Pour Valérie Garneau, 47 ans, la fête des Mères est une célébration importante. Atteinte d’atrophie multisystématisée (AMS), elle n’a aucune idée de quoi aura l’air son état de santé dans le futur.

«Lorsque je passe un bon moment, je ne peux m'empêcher de me questionner si c'est la dernière fois. Malheureusement cette année, je ne pourrai pas voir mes proches pour la fête des Mères», a-t-elle mentionné par courriel en raison de sa difficulté à s’exprimer.

Séparée de ses enfants pour la fête des Mères
PHOTO COURTOISIE

Diagnostiquée en 2020, la résidente de Lévis est en quelque sorte prisonnière de son corps. «Je suis consciente de ma condition et de ma détérioration. Cependant, je ne veux pas faire vivre une fête à mes enfants où ils me visiteront sans que je sois en mesure d’interagir avec eux.»

Au quotidien, elle passe une grande partie de sa journée à écouter des séries, même si elle affectionne beaucoup la lecture. «J’ai de plus en plus de douleurs. Je passe mes journées dans mon fauteuil roulant et c’est difficile pour moi de tenir un livre.»
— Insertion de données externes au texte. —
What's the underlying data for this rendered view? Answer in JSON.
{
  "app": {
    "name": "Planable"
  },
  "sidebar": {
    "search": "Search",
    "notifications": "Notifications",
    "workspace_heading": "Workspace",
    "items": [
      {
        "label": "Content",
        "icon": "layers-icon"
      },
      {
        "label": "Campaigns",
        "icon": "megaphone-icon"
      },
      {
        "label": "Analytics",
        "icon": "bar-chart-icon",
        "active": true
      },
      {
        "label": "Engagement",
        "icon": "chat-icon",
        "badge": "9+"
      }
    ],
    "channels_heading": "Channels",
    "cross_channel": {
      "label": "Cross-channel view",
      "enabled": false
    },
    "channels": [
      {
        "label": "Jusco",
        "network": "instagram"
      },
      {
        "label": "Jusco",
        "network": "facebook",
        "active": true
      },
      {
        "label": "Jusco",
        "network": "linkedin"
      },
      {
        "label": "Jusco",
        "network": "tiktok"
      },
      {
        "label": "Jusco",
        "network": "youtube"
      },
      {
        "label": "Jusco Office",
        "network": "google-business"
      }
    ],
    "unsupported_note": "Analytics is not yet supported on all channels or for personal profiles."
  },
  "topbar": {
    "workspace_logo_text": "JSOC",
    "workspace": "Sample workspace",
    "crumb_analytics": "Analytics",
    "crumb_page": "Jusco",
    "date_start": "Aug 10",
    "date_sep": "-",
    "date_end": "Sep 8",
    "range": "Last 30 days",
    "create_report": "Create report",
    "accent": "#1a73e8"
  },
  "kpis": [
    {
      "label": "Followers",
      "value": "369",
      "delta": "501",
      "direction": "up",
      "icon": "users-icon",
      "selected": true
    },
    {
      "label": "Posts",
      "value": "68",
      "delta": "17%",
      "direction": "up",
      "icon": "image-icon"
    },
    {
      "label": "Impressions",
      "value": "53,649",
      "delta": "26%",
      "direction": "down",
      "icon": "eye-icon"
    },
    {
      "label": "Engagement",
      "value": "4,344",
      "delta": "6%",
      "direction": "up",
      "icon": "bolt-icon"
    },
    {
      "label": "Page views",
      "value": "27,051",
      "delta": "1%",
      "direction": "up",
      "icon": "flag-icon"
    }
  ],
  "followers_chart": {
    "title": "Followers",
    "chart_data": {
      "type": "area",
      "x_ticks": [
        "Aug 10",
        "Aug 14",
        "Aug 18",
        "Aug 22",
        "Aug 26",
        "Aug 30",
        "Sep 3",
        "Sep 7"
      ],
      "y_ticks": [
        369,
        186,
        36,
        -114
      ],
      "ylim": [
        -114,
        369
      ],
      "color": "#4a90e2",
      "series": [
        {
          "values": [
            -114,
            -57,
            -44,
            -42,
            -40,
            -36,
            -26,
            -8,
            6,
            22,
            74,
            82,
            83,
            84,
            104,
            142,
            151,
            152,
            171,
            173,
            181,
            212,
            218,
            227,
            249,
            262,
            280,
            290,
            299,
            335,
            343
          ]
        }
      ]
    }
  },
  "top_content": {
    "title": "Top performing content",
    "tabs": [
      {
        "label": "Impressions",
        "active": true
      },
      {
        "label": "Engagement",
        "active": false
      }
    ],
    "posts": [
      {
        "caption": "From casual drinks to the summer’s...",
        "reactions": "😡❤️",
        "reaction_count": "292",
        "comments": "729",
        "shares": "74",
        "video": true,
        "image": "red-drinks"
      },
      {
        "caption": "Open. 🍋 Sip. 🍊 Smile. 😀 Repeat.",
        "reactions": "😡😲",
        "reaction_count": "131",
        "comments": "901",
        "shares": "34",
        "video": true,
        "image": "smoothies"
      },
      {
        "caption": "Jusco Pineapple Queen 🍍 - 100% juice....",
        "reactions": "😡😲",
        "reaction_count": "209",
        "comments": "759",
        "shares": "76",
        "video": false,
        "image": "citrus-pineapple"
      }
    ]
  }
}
Sans détour, Mme Garneau affirme que c’est impossible d’accepter sa maladie, mais qu’elle doit apprendre à vivre avec. «Je suis souvent en colère et je me demande: pourquoi moi ? J’avais tellement de choses à accomplir. J’aimerais tellement continuer à travailler et redonner à la communauté», a dit celle qui occupait le titre de directrice des finances pour le Groupe Garneau thanatologue en Chaudière-Appalaches.
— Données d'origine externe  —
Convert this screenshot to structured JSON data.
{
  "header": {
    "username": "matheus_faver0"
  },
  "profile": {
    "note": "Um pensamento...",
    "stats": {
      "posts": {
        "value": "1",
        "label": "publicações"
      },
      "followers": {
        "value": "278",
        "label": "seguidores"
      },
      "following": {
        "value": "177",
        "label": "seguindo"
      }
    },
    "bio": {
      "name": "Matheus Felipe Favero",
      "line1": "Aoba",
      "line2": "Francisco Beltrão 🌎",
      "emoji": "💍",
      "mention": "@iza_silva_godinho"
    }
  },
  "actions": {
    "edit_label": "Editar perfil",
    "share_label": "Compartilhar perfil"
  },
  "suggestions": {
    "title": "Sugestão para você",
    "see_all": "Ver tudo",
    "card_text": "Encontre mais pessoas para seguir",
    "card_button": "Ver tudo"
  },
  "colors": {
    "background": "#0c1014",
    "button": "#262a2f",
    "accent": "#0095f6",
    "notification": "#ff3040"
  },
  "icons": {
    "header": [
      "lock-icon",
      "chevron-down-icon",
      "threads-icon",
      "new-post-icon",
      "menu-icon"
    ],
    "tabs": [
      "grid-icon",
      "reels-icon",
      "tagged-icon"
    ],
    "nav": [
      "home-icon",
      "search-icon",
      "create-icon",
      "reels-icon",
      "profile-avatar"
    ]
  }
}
Séparée de ses enfants pour la fête des Mères
PHOTO COURTOISIE

Une mère fière  

L’un des enfants de Mme Garneau représente la 5e génération de la famille à pratiquer le métier de thanatologue. Cette dernière trouve ça extrêmement difficile de ne pas pouvoir pratiquer cette profession avec son fils. «J’aurais eu tant de choses à lui montrer. Cela dit, je suis fière de tous mes enfants. J’aurais aimé être là pour les soutenir dans leur vie de parents. Je veux qu’ils retiennent que j’étais une battante et je leur dis de toujours aider les autres, peu importe la situation.»

Contribuer à la recherche

Valérie Garneau vit au jour le jour, car son futur risque d’être écourté. «Je ne sais jamais ce dont demain est fait.» Les gens atteints de cette maladie ont généralement une espérance de vie variant entre 5 et 10 ans. La thanatologue a créé le Fonds Valérie Garneau afin de permettre aux chercheurs de trouver un remède. Elle souhaite également faire connaître la maladie avec ce Fonds.

«Mon rêve, c'est qu'un jour une solution soit trouvée et que je laisse un peu ma trace dans cette découverte.»